Son palabras exóticas ahora que ya no buscamos nuestra realización personal en la muy humana libertad para reinventarnos, y sólo queremos (como grupo o como individuos, tanto da) existir dentro de identidades reconocidas. Esta promoción identitaria la evocamos a través del agravio, apegados a nuestras heridas. Lo hemos visto con los chalecos amarillos, una forma de activismo que practica la violencia nihilista. Su rencor existencial procede de la sensación de no contar, para nada y para nadie, y de un intenso sentimiento de humillación que es el combustible de su incendiaria movilización política.

Lo peor de utilizar el agravio como semilla de un proyecto político es lo fácil que queda expuesto a la instrumentalización demagógica, incluso como impulso para el ascenso o la perpetuación en el poder.

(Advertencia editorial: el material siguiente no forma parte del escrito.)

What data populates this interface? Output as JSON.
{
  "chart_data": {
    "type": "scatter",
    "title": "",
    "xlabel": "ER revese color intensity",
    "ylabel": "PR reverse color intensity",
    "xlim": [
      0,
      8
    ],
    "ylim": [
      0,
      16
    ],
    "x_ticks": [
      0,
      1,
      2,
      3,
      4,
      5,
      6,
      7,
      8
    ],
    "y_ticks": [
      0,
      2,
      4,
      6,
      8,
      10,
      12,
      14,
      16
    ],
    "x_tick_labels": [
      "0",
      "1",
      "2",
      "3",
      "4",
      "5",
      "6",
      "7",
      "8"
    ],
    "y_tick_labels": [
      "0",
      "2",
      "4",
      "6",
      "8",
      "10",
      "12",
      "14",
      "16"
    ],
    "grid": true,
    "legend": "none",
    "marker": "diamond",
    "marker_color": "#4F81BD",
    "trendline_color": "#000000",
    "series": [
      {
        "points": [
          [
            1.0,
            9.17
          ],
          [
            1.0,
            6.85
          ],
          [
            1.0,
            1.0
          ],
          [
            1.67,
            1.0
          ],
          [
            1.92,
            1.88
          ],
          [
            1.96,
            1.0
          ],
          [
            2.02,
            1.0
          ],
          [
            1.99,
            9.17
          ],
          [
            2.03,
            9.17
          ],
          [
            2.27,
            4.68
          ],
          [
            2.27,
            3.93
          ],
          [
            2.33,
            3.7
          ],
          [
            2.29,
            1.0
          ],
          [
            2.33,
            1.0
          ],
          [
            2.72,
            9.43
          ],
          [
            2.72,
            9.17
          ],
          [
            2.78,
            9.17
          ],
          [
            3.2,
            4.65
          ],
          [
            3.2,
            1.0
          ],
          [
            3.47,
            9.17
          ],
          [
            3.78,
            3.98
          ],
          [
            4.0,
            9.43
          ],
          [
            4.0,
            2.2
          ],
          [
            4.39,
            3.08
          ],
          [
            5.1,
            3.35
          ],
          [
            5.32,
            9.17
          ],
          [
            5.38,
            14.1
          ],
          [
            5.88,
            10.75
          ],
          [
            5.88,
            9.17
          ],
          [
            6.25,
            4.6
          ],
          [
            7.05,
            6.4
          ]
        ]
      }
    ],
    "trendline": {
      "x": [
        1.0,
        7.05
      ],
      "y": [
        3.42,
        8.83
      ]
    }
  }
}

Estas formas tóxicas de liderazgo de personalidades como Putin, Trump, Torra o Farage vienen de ahí, de su funesta utilización, y se regocijan en nuestra incapacidad para armar proyectos políticos que miren hacia el futuro y nos ocupen en construir algo mejor. El resentimiento elevado a categoría política es siempre un arma partidista.

Es en ese registro, y no en la legítima revisión historiográfica, donde habita la llamada de AMLO a disculparnos por los atropellos de la conquista. No hay vocación de perdón, pues no ofrece forma viable de reparación alguna. Sigue, en cambio, la estela de los nuevos demagogos, quienes prefieren el conflicto al compromiso compartido de afrontar el pasado con el afán de mejorar el presente. Porque no se trata de designar culpables sino de articular un proyecto político basado en la responsabilidad. El pasado es hoy una estructura patológica de opresores y oprimidos, y para pensar en una relación igualitaria debemos mirar hacia el futuro.

Pero igualdad, justicia, futuro... no son palabras que interesen al electoralismo cortoplacista. Hoy abundan los discursos políticos retrógrados, no progresistas, y ese es nuestro drama. No llaman al trabajo conjunto sino a señalar culpables para el oprobio, narrando una y otra vez el pasado interesadamente, en lugar de imaginar un futuro mejor. Ese, y no otro, es nuestro triste espacio electoral. No hace falta mirar al otro lado del Atlántico.